又要下雪了。
雪不知道是什么时候开始落的,将院子里打斗的痕迹尽都遮掩了去。朔风簌簌地抖着杉树的枝桠,该有几只寒鸟扑棱着翅膀飞入铁灰色的天空,声音也很快便远了去。
应竹提着似有万钧重的长剑回到鹦哥镇时,已是转日清晨时分了。温景梵才复诊过了出门,差点便要撞上了这个神思恍惚地走进来的剑客——他衣上沾血,形容憔悴,看起来倒比屋里的应秋还像个伤患。

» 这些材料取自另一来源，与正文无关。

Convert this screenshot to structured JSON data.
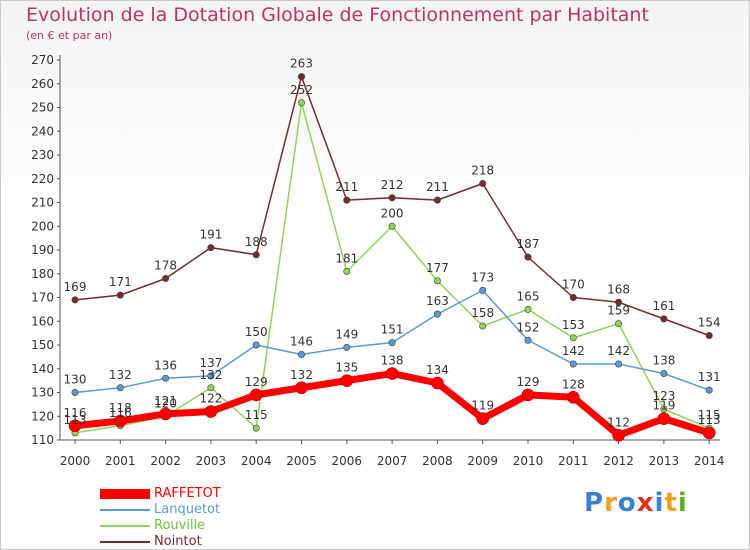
{
  "title": "Evolution de la Dotation Globale de Fonctionnement par Habitant",
  "subtitle": "(en € et par an)",
  "brand": {
    "text": "Proxiti",
    "letters": [
      {
        "ch": "P",
        "color": "#3a7fd0"
      },
      {
        "ch": "r",
        "color": "#f0a020"
      },
      {
        "ch": "o",
        "color": "#3a7fd0"
      },
      {
        "ch": "x",
        "color": "#e03020"
      },
      {
        "ch": "i",
        "color": "#3a7fd0"
      },
      {
        "ch": "t",
        "color": "#f0a020"
      },
      {
        "ch": "i",
        "color": "#60b030"
      }
    ]
  },
  "chart_data": {
    "type": "line",
    "title": "Evolution de la Dotation Globale de Fonctionnement par Habitant",
    "subtitle": "(en € et par an)",
    "x": [
      "2000",
      "2001",
      "2002",
      "2003",
      "2004",
      "2005",
      "2006",
      "2007",
      "2008",
      "2009",
      "2010",
      "2011",
      "2012",
      "2013",
      "2014"
    ],
    "ylim": [
      110,
      270
    ],
    "yticks": [
      110,
      120,
      130,
      140,
      150,
      160,
      170,
      180,
      190,
      200,
      210,
      220,
      230,
      240,
      250,
      260,
      270
    ],
    "grid": false,
    "legend": "bottom-left",
    "series": [
      {
        "name": "RAFFETOT",
        "color": "#ff0000",
        "values": [
          116,
          118,
          121,
          122,
          129,
          132,
          135,
          138,
          134,
          119,
          129,
          128,
          112,
          119,
          113
        ],
        "labels": [
          "116",
          "118",
          "121",
          "122",
          "129",
          "132",
          "135",
          "138",
          "134",
          "119",
          "129",
          "128",
          "112",
          "119",
          "113"
        ]
      },
      {
        "name": "Lanquetot",
        "color": "#5b9bd5",
        "values": [
          130,
          132,
          136,
          137,
          150,
          146,
          149,
          151,
          163,
          173,
          152,
          142,
          142,
          138,
          131
        ],
        "labels": [
          "130",
          "132",
          "136",
          "137",
          "150",
          "146",
          "149",
          "151",
          "163",
          "173",
          "152",
          "142",
          "142",
          "138",
          "131"
        ]
      },
      {
        "name": "Rouville",
        "color": "#8cd65a",
        "values": [
          113,
          116,
          120,
          132,
          115,
          252,
          181,
          200,
          177,
          158,
          165,
          153,
          159,
          123,
          115
        ],
        "labels": [
          "113",
          "116",
          "120",
          "132",
          "115",
          "252",
          "181",
          "200",
          "177",
          "158",
          "165",
          "153",
          "159",
          "123",
          "115"
        ]
      },
      {
        "name": "Nointot",
        "color": "#7a2a2a",
        "values": [
          169,
          171,
          178,
          191,
          188,
          263,
          211,
          212,
          211,
          218,
          187,
          170,
          168,
          161,
          154
        ],
        "labels": [
          "169",
          "171",
          "178",
          "191",
          "188",
          "263",
          "211",
          "212",
          "211",
          "218",
          "187",
          "170",
          "168",
          "161",
          "154"
        ]
      }
    ]
  }
}
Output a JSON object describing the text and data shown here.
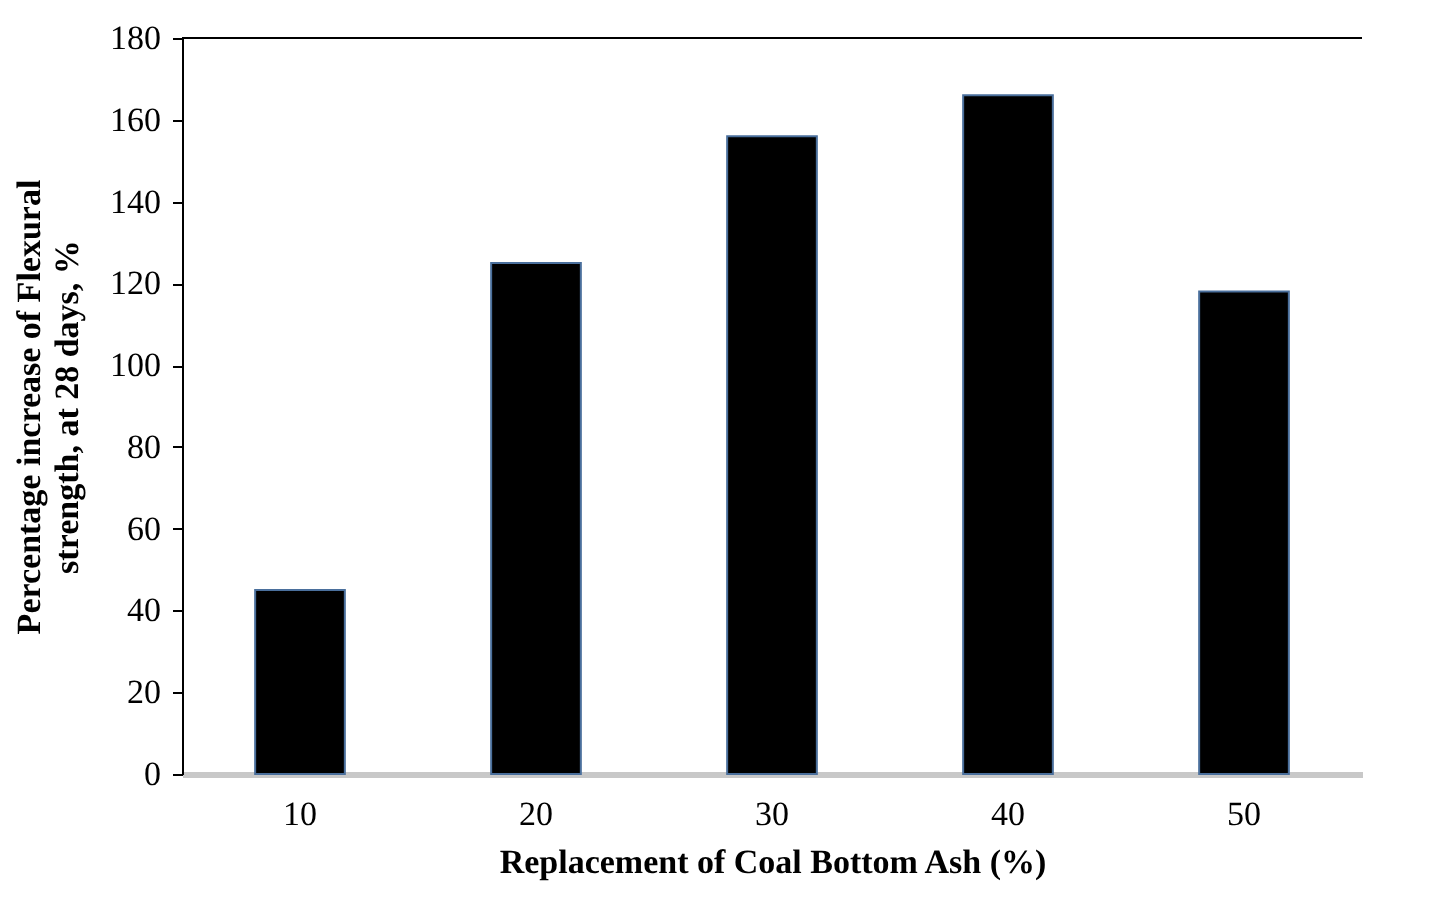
{
  "chart_data": {
    "type": "bar",
    "xlabel": "Replacement of Coal Bottom Ash (%)",
    "ylabel": "Percentage increase of Flexural strength, at 28 days, %",
    "categories": [
      "10",
      "20",
      "30",
      "40",
      "50"
    ],
    "values": [
      45,
      125,
      156,
      166,
      118
    ],
    "color": "#000000",
    "ylim": [
      0,
      180
    ],
    "yticks": [
      0,
      20,
      40,
      60,
      80,
      100,
      120,
      140,
      160,
      180
    ],
    "grid": false
  }
}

“阿竹?你怎么了?受伤了?”温景梵微有些讶异,问道。
应竹表情瞧着十足的茫然:“啊?”
“大半夜跑去找青龙会寻仇,可不像你的作风。”温景梵笑笑,将散下的头发挽到耳后,道,“你弟弟已经醒来了,刀伤有些长,但不算深,血流得有些多,好好调养一阵子便是了。”
“有劳了,多谢温姑娘。”
“那你少给我惹些麻烦吧,最近伤患太多了,我可不想再多你一个。”
应竹自然晓得她的意思,只道:“好,谢谢。”
将温景梵送走之后,应竹便自进了屋去探望弟弟应秋。应秋这会儿半靠在床头的软枕,瞧着有些恹恹,瞧见应竹走进来,总算是精神一振,唤了一声:“哥。”
“秋子,好些了吗?”应竹问道。
“疼……”应秋到底还是个十五六的孩子,皱了皱鼻子。他声音有些哑,还隐约带着哭腔:“我以为我就要死了,哥……”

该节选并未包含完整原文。